Quelles sont les conséquences de ces approches par rapport aux modèles de distance culturelle et d’interaction entre musulmans et leurs descendants et la société d’accueil ?

Afin de mieux répondre à ces questions nous traitons, donc, quatre éléments d’explication:

  • Identification et acceptation réciproques comme base de la solidarité entre groupes religieux et culturels. S’identifier comme un membre de la même entité politique promeut la notion d’intérêt commun et favorise ainsi la solidarité entre groupes.
  • Règles et valeurs partagées comme base de la démocratie au sein de sociétés culturellement variées. Chaque démocratie établit un noyau de valeurs, même s’il existe des controverses sur l’interprétation de son contenu, qui peuvent concerner aussi l’égalité des sexes, la séparation entre églises et Etat et la liberté d’expression et d’association.
  • Le capital social (réseaux sociaux et confiance) comme base de la cohésion sociale entre groupes culturels.
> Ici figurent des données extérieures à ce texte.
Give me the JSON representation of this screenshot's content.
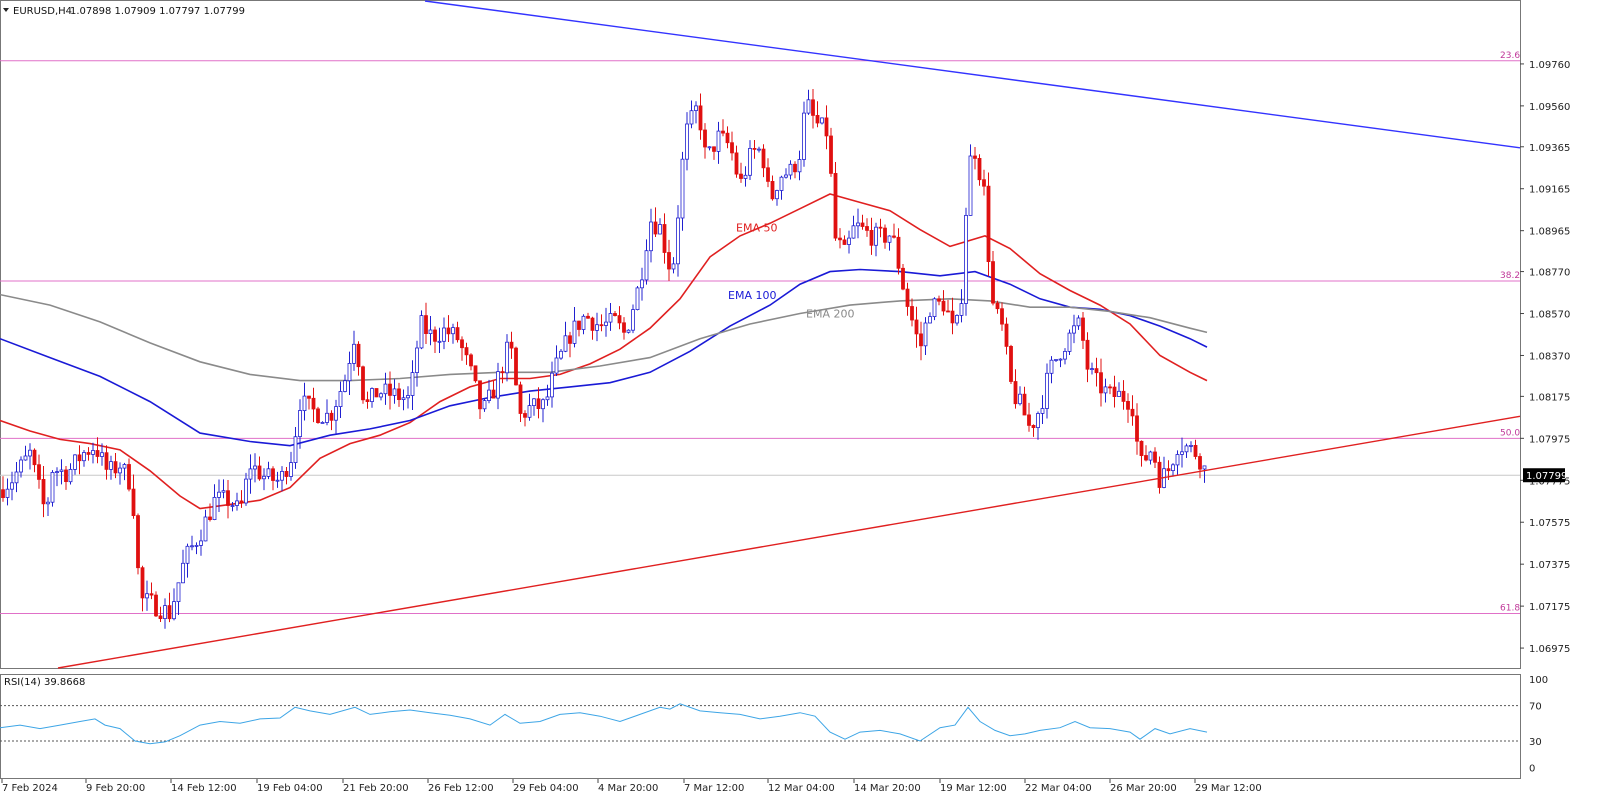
{
  "chart_data": {
    "type": "candlestick",
    "symbol": "EURUSD,H4",
    "header": {
      "title": "EURUSD,H4",
      "ohlc": "1.07898 1.07909 1.07797 1.07799"
    },
    "ylim": [
      1.0688,
      1.1006
    ],
    "price_ticks": [
      "1.09760",
      "1.09560",
      "1.09365",
      "1.09165",
      "1.08965",
      "1.08770",
      "1.08570",
      "1.08370",
      "1.08175",
      "1.07975",
      "1.07775",
      "1.07575",
      "1.07375",
      "1.07175",
      "1.06975"
    ],
    "current_price": "1.07799",
    "time_labels": [
      "7 Feb 2024",
      "9 Feb 20:00",
      "14 Feb 12:00",
      "19 Feb 04:00",
      "21 Feb 20:00",
      "26 Feb 12:00",
      "29 Feb 04:00",
      "4 Mar 20:00",
      "7 Mar 12:00",
      "12 Mar 04:00",
      "14 Mar 20:00",
      "19 Mar 12:00",
      "22 Mar 04:00",
      "26 Mar 20:00",
      "29 Mar 12:00"
    ],
    "fib_levels": [
      {
        "label": "23.6",
        "price": 1.09775
      },
      {
        "label": "38.2",
        "price": 1.08725
      },
      {
        "label": "50.0",
        "price": 1.07975
      },
      {
        "label": "61.8",
        "price": 1.0714
      }
    ],
    "trend_lines": [
      {
        "name": "resistance",
        "color": "#3333ff",
        "from": [
          425,
          1.1006
        ],
        "to": [
          1520,
          1.0936
        ]
      },
      {
        "name": "support",
        "color": "#e02020",
        "from": [
          58,
          1.0688
        ],
        "to": [
          1520,
          1.0808
        ]
      }
    ],
    "ema_series": [
      {
        "name": "EMA 50",
        "color": "#e02020",
        "points": [
          [
            0,
            1.0806
          ],
          [
            30,
            1.0801
          ],
          [
            60,
            1.0797
          ],
          [
            90,
            1.0795
          ],
          [
            120,
            1.0792
          ],
          [
            150,
            1.0782
          ],
          [
            180,
            1.077
          ],
          [
            200,
            1.0764
          ],
          [
            230,
            1.0766
          ],
          [
            260,
            1.0768
          ],
          [
            290,
            1.0774
          ],
          [
            320,
            1.0788
          ],
          [
            350,
            1.0795
          ],
          [
            380,
            1.0799
          ],
          [
            410,
            1.0805
          ],
          [
            440,
            1.0815
          ],
          [
            470,
            1.0822
          ],
          [
            500,
            1.0826
          ],
          [
            530,
            1.0826
          ],
          [
            560,
            1.0828
          ],
          [
            590,
            1.0833
          ],
          [
            620,
            1.084
          ],
          [
            650,
            1.085
          ],
          [
            680,
            1.0864
          ],
          [
            710,
            1.0884
          ],
          [
            740,
            1.0894
          ],
          [
            770,
            1.09
          ],
          [
            800,
            1.0907
          ],
          [
            830,
            1.0914
          ],
          [
            860,
            1.091
          ],
          [
            890,
            1.0906
          ],
          [
            920,
            1.0897
          ],
          [
            950,
            1.0889
          ],
          [
            985,
            1.0894
          ],
          [
            1010,
            1.0888
          ],
          [
            1040,
            1.0876
          ],
          [
            1070,
            1.0868
          ],
          [
            1100,
            1.0861
          ],
          [
            1130,
            1.0852
          ],
          [
            1160,
            1.0837
          ],
          [
            1190,
            1.0829
          ],
          [
            1207,
            1.0825
          ]
        ]
      },
      {
        "name": "EMA 100",
        "color": "#1a1ad6",
        "points": [
          [
            0,
            1.0845
          ],
          [
            50,
            1.0836
          ],
          [
            100,
            1.0827
          ],
          [
            150,
            1.0815
          ],
          [
            200,
            1.08
          ],
          [
            250,
            1.0796
          ],
          [
            290,
            1.0794
          ],
          [
            330,
            1.0799
          ],
          [
            370,
            1.0802
          ],
          [
            410,
            1.0806
          ],
          [
            450,
            1.0813
          ],
          [
            490,
            1.0817
          ],
          [
            530,
            1.082
          ],
          [
            570,
            1.0822
          ],
          [
            610,
            1.0824
          ],
          [
            650,
            1.0829
          ],
          [
            690,
            1.0839
          ],
          [
            730,
            1.0851
          ],
          [
            770,
            1.0861
          ],
          [
            800,
            1.0871
          ],
          [
            830,
            1.0877
          ],
          [
            860,
            1.0878
          ],
          [
            900,
            1.0877
          ],
          [
            940,
            1.0875
          ],
          [
            975,
            1.0877
          ],
          [
            1010,
            1.0871
          ],
          [
            1040,
            1.0864
          ],
          [
            1070,
            1.086
          ],
          [
            1100,
            1.0859
          ],
          [
            1130,
            1.0856
          ],
          [
            1160,
            1.0851
          ],
          [
            1190,
            1.0845
          ],
          [
            1207,
            1.0841
          ]
        ]
      },
      {
        "name": "EMA 200",
        "color": "#8a8a8a",
        "points": [
          [
            0,
            1.0866
          ],
          [
            50,
            1.0861
          ],
          [
            100,
            1.0853
          ],
          [
            150,
            1.0843
          ],
          [
            200,
            1.0834
          ],
          [
            250,
            1.0828
          ],
          [
            300,
            1.0825
          ],
          [
            350,
            1.0825
          ],
          [
            400,
            1.0826
          ],
          [
            450,
            1.0828
          ],
          [
            500,
            1.0829
          ],
          [
            550,
            1.0829
          ],
          [
            600,
            1.0832
          ],
          [
            650,
            1.0836
          ],
          [
            700,
            1.0845
          ],
          [
            750,
            1.0852
          ],
          [
            800,
            1.0857
          ],
          [
            850,
            1.0861
          ],
          [
            900,
            1.0863
          ],
          [
            950,
            1.0864
          ],
          [
            990,
            1.0863
          ],
          [
            1030,
            1.086
          ],
          [
            1070,
            1.086
          ],
          [
            1110,
            1.0858
          ],
          [
            1150,
            1.0855
          ],
          [
            1190,
            1.085
          ],
          [
            1207,
            1.0848
          ]
        ]
      }
    ],
    "ema_labels": [
      {
        "text": "EMA 50",
        "color": "#e02020",
        "anchor": [
          736,
          1.0896
        ]
      },
      {
        "text": "EMA 100",
        "color": "#1a1ad6",
        "anchor": [
          728,
          1.0864
        ]
      },
      {
        "text": "EMA 200",
        "color": "#8a8a8a",
        "anchor": [
          806,
          1.0855
        ]
      }
    ],
    "price_path": [
      [
        0,
        1.0773
      ],
      [
        12,
        1.0778
      ],
      [
        30,
        1.079
      ],
      [
        46,
        1.0761
      ],
      [
        52,
        1.0783
      ],
      [
        68,
        1.0781
      ],
      [
        82,
        1.079
      ],
      [
        95,
        1.0794
      ],
      [
        108,
        1.0781
      ],
      [
        120,
        1.0785
      ],
      [
        132,
        1.0775
      ],
      [
        140,
        1.0721
      ],
      [
        155,
        1.0718
      ],
      [
        170,
        1.0714
      ],
      [
        185,
        1.074
      ],
      [
        200,
        1.0752
      ],
      [
        215,
        1.0768
      ],
      [
        230,
        1.0768
      ],
      [
        240,
        1.0762
      ],
      [
        250,
        1.0785
      ],
      [
        265,
        1.0779
      ],
      [
        280,
        1.0777
      ],
      [
        292,
        1.079
      ],
      [
        300,
        1.0815
      ],
      [
        315,
        1.081
      ],
      [
        330,
        1.0808
      ],
      [
        345,
        1.0826
      ],
      [
        355,
        1.0848
      ],
      [
        365,
        1.0812
      ],
      [
        378,
        1.082
      ],
      [
        395,
        1.0818
      ],
      [
        410,
        1.0816
      ],
      [
        420,
        1.0852
      ],
      [
        432,
        1.0846
      ],
      [
        445,
        1.0849
      ],
      [
        458,
        1.0845
      ],
      [
        472,
        1.0827
      ],
      [
        482,
        1.0809
      ],
      [
        495,
        1.0822
      ],
      [
        510,
        1.0843
      ],
      [
        520,
        1.0808
      ],
      [
        530,
        1.0812
      ],
      [
        545,
        1.0813
      ],
      [
        555,
        1.083
      ],
      [
        570,
        1.0847
      ],
      [
        585,
        1.0856
      ],
      [
        600,
        1.0851
      ],
      [
        615,
        1.0853
      ],
      [
        625,
        1.0847
      ],
      [
        640,
        1.0872
      ],
      [
        650,
        1.0902
      ],
      [
        660,
        1.0898
      ],
      [
        672,
        1.0875
      ],
      [
        678,
        1.0905
      ],
      [
        685,
        1.0942
      ],
      [
        698,
        1.0956
      ],
      [
        706,
        1.093
      ],
      [
        718,
        1.0941
      ],
      [
        730,
        1.0937
      ],
      [
        740,
        1.0918
      ],
      [
        752,
        1.0934
      ],
      [
        762,
        1.0935
      ],
      [
        770,
        1.091
      ],
      [
        780,
        1.0923
      ],
      [
        792,
        1.0925
      ],
      [
        800,
        1.0934
      ],
      [
        806,
        1.0958
      ],
      [
        815,
        1.0948
      ],
      [
        828,
        1.0943
      ],
      [
        835,
        1.0893
      ],
      [
        845,
        1.0885
      ],
      [
        855,
        1.0899
      ],
      [
        868,
        1.0895
      ],
      [
        878,
        1.0893
      ],
      [
        892,
        1.0895
      ],
      [
        905,
        1.0866
      ],
      [
        920,
        1.084
      ],
      [
        930,
        1.086
      ],
      [
        945,
        1.0862
      ],
      [
        955,
        1.0845
      ],
      [
        962,
        1.0868
      ],
      [
        968,
        1.0925
      ],
      [
        974,
        1.0937
      ],
      [
        984,
        1.0915
      ],
      [
        992,
        1.0862
      ],
      [
        1002,
        1.085
      ],
      [
        1012,
        1.082
      ],
      [
        1022,
        1.0812
      ],
      [
        1030,
        1.0802
      ],
      [
        1040,
        1.0812
      ],
      [
        1050,
        1.083
      ],
      [
        1060,
        1.0839
      ],
      [
        1072,
        1.0848
      ],
      [
        1080,
        1.0852
      ],
      [
        1088,
        1.083
      ],
      [
        1098,
        1.0823
      ],
      [
        1110,
        1.0818
      ],
      [
        1120,
        1.0818
      ],
      [
        1132,
        1.0815
      ],
      [
        1140,
        1.0784
      ],
      [
        1152,
        1.0793
      ],
      [
        1160,
        1.0778
      ],
      [
        1168,
        1.0782
      ],
      [
        1178,
        1.0795
      ],
      [
        1188,
        1.0793
      ],
      [
        1198,
        1.079
      ],
      [
        1207,
        1.078
      ]
    ],
    "rsi": {
      "label": "RSI(14) 39.8668",
      "ticks": [
        "100",
        "70",
        "30",
        "0"
      ],
      "levels": [
        70,
        30
      ],
      "points": [
        [
          0,
          45
        ],
        [
          20,
          48
        ],
        [
          40,
          44
        ],
        [
          60,
          48
        ],
        [
          80,
          52
        ],
        [
          95,
          55
        ],
        [
          105,
          48
        ],
        [
          120,
          44
        ],
        [
          135,
          30
        ],
        [
          150,
          27
        ],
        [
          165,
          29
        ],
        [
          180,
          36
        ],
        [
          200,
          48
        ],
        [
          220,
          52
        ],
        [
          240,
          50
        ],
        [
          260,
          55
        ],
        [
          280,
          56
        ],
        [
          295,
          68
        ],
        [
          310,
          64
        ],
        [
          330,
          60
        ],
        [
          355,
          68
        ],
        [
          370,
          60
        ],
        [
          390,
          63
        ],
        [
          410,
          65
        ],
        [
          430,
          62
        ],
        [
          450,
          59
        ],
        [
          470,
          55
        ],
        [
          490,
          48
        ],
        [
          505,
          60
        ],
        [
          520,
          50
        ],
        [
          540,
          52
        ],
        [
          560,
          60
        ],
        [
          580,
          62
        ],
        [
          600,
          58
        ],
        [
          620,
          52
        ],
        [
          640,
          60
        ],
        [
          660,
          68
        ],
        [
          670,
          66
        ],
        [
          680,
          72
        ],
        [
          700,
          64
        ],
        [
          720,
          62
        ],
        [
          740,
          60
        ],
        [
          760,
          55
        ],
        [
          780,
          58
        ],
        [
          800,
          62
        ],
        [
          815,
          58
        ],
        [
          830,
          40
        ],
        [
          845,
          32
        ],
        [
          860,
          40
        ],
        [
          880,
          42
        ],
        [
          900,
          38
        ],
        [
          920,
          30
        ],
        [
          940,
          45
        ],
        [
          955,
          48
        ],
        [
          968,
          68
        ],
        [
          980,
          52
        ],
        [
          995,
          42
        ],
        [
          1010,
          36
        ],
        [
          1025,
          38
        ],
        [
          1040,
          42
        ],
        [
          1060,
          45
        ],
        [
          1075,
          52
        ],
        [
          1090,
          45
        ],
        [
          1110,
          44
        ],
        [
          1130,
          40
        ],
        [
          1140,
          32
        ],
        [
          1155,
          44
        ],
        [
          1170,
          38
        ],
        [
          1190,
          44
        ],
        [
          1207,
          40
        ]
      ]
    }
  }
}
Avoir des liens avec des réseaux en dehors de son propre groupe est important pour garantir l’accès à des informations et des ressources difficilement disponibles .

Pour ce qui touche à la situation spécifique des immigrés originaires des pays musulmans, la recherche analyse aussi les compétences linguistiques en tant que condition pour la communication à travers les frontières culturelles : partager la même langue permet la communication entre populations immigrées et la société d’accueil et, en même temps, conforte l’identification réciproque.

Les volets de la recherche

L’ensemble de la recherche comporte trois volets :

  • Un cadre théorique multidimensionnel qui intègre différentes catégories explicatives : les politiques publiques et les institutions, les dynamiques des débats et des interventions des différents types d’acteurs au sein de la sphère publique, l’apport de la société civile organisée et des communautés musulmanes.
  • Une comparaison internationale entre les six pays qui ont représenté les principales destinations choisies par les ressortissants des pays musulmans jusqu’aux années 80 : France, Allemagne, Royaume Uni, Pays-Bas, Belgique et Suisse. On considère notamment les quatre groupes suivants: turcs, marocains, pakistanais, ressortissants de l’Ex-Yougoslavie. En considérant les dimensions de chaque groupe dans les pays de destination, les Turcs et les Marocains sont étudiés dans tous les pays, les Pakistanais dans tous les pays sauf la Belgique et la Suisse et les musulmans originaires de l’Ex-Yougoslavie dans tous les pays sauf la Belgique et le Royaume Uni.
  • Une approche méthodologique intégrée, fondée sur des sources et des méthodes diversifiées. La recherche vise à faire progresser l’état actuel des connaissances existentes grâce à la combinaison de trois niveaux d’analyse (macro-structurel, méso-organisationnel et micro-individuel) dans un cadre théorique intégré. Ici, différentes méthodologies sont mariées, afin de permettre une triangulation des résultats de la recherche et une combinaison d’aperçus quantitatifs et qualitatifs : l’extraction de données secondaires ; analyse des contenus de presse ; une enquête à grande échelle sur les ressortissants des pays musulmans ; la mise en place de focus groups ; des interviews avec les décideurs politiques et les porte-parole musulmans.